Unabhängig hiervon wurde im Rat auch über einen möglichen Zugriff von EUROPOL auf den ZIS-Datenbestand
diskutiert. Diese Option war ebenfalls für EUROPOL in
dem o. g. Aktionsplan vorgesehen. Ungeachtet der Regelung des Art. 7 Abs. 3 des ZIS-Übereinkommens, die eine
solche Öffnung vorsieht, habe ich mich, ebenso wie im
Falle des SIS (s. o. Nr. 11.10) gegen einen Direktzugriff
von EUROPOL auf das künftige ZIS ausgesprochen, zumal auch der formale Aspekt in Gestalt einer vorherigen
Anhörung der Kontrollinstanz nach Art. 18 des Übereinkommens noch nicht erfüllt war.

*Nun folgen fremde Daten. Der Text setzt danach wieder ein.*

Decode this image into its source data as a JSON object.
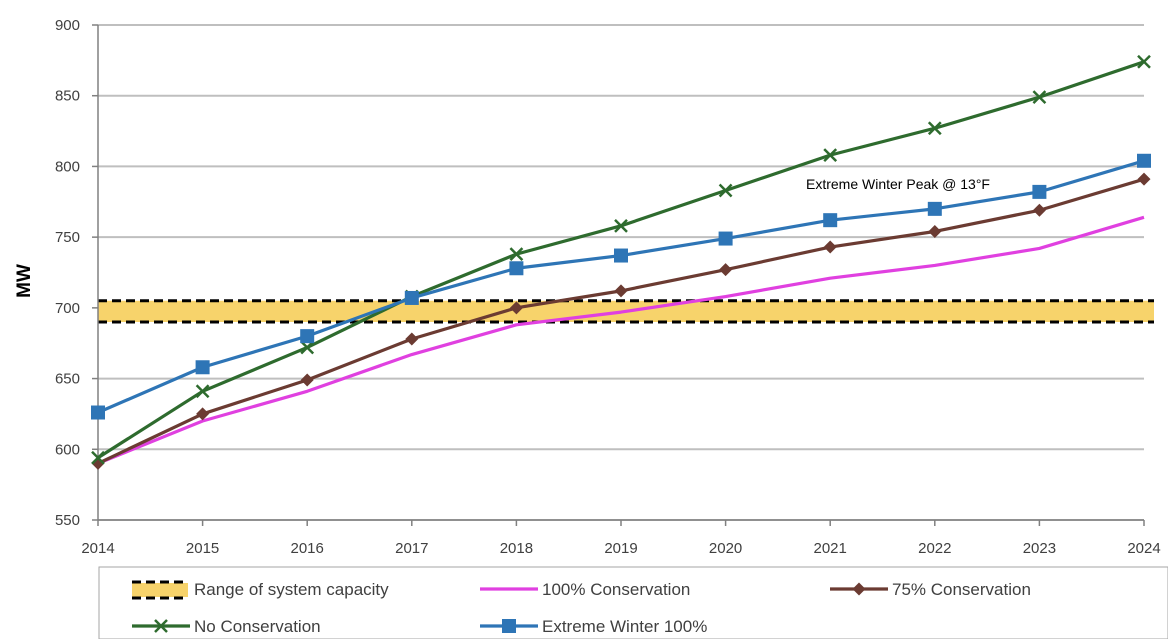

Denn dieses Gremium
hatte sich bei Redaktionsschluss dieses Berichts noch
nicht konstituiert.
Die Bundesrepublik Deutschland ist dem ZIS-Übereinkommen noch nicht beigetreten, auch nicht dem zuvor erwähnten vorläufigen Verfahren. Zwar hat das federführende BMF bereits Ende 1998 den Arbeitsentwurf
eines Ratifizierungsgesetzes vorgelegt, doch mangels bereichsspezifischer Regelungen im Zoll- und Zollfahndungsbereich wurde dieses Vorhaben bald wieder ad acta
gelegt, bis die innerstaatlichen Voraussetzungen durch die
Schaffung bereichsspezifischer Regelungen erfüllt sind
(vgl. hierzu 15. TB Nr. 35.6 für die Zollverwaltung und
s. o. Nr. 13.1 für den Zollfahndungsdienst).